Temporal expression extraction with extensive feature type selection and a posteriori label adjustment

Michele Filannino, Goran Nenadic
Data & Knowledge Engineering. Elsevier BV * North-Holland; 2015

The automatic extraction of temporal information from written texts is pivotal for many Natural Language Processing applications such as question answering, text summarisation and information retrieval. It allows to filter information and infer temporal flows of events. This paper presents ManTIME, a general domain temporal expression identification and normalisation system, and systematically explores the impact of different features and training corpora on the performance. The identification phase combines the use of conditional random fields along with a post-processing pipeline, whereas the normalisation phase is carried out using NorMA, an open-source rule-based temporal normaliser.
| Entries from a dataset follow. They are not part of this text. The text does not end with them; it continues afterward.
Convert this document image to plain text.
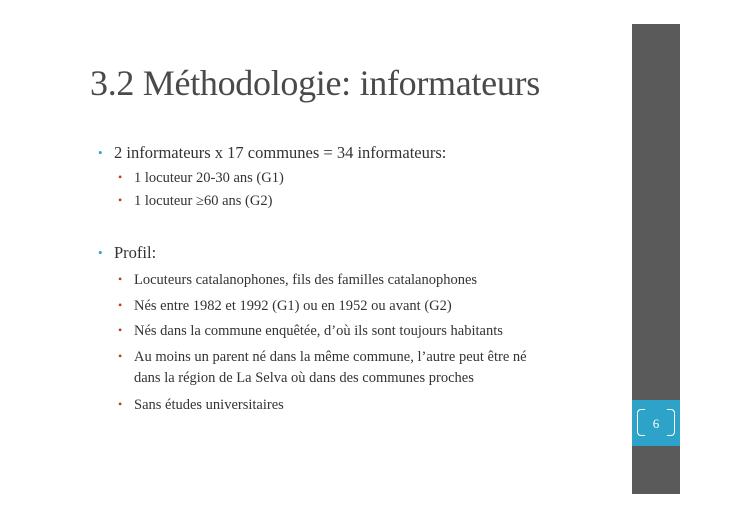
6
3.2 Méthodologie: informateurs
• 2 informateurs x 17 communes = 34 informateurs:
• 1 locuteur 20-30 ans (G1)
• 1 locuteur ≥60 ans (G2)
• Profil:
• Locuteurs catalanophones, fils des familles catalanophones
• Nés entre 1982 et 1992 (G1) ou en 1952 ou avant (G2)
• Nés dans la commune enquêtée, d’où ils sont toujours habitants
• Au moins un parent né dans la même commune, l’autre peut être né
dans la région de La Selva où dans des communes proches
• Sans études universitaires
We investigate the performance variation with respect to different feature types. Specifically, we show that the use of WordNet-based features in the identification task negatively affects the overall performance, and that there is no statistically significant difference in the results based on gazetteers, shallow parsing and propositional noun phrases labels on top of the morpho-lexical features. We also show that the use of silver data (alone or in addition to the human-annotated ones) does not improve the performance. We evaluate six combinations of training data and post-processing pipeline with respect to the TempEval-3 benchmark test set. The best run achieved 0.95 (precision), 0.85 (recall) and 0.90 (Fβ=1) in the identification phase. Normalisation accuracies are 0.86 (for type attribute) and 0.77 (for value attribute). The proposed approach ranked 3rd in the TempEval-3 challenge (task A) as the best performing machine learning-based system among 21 participants.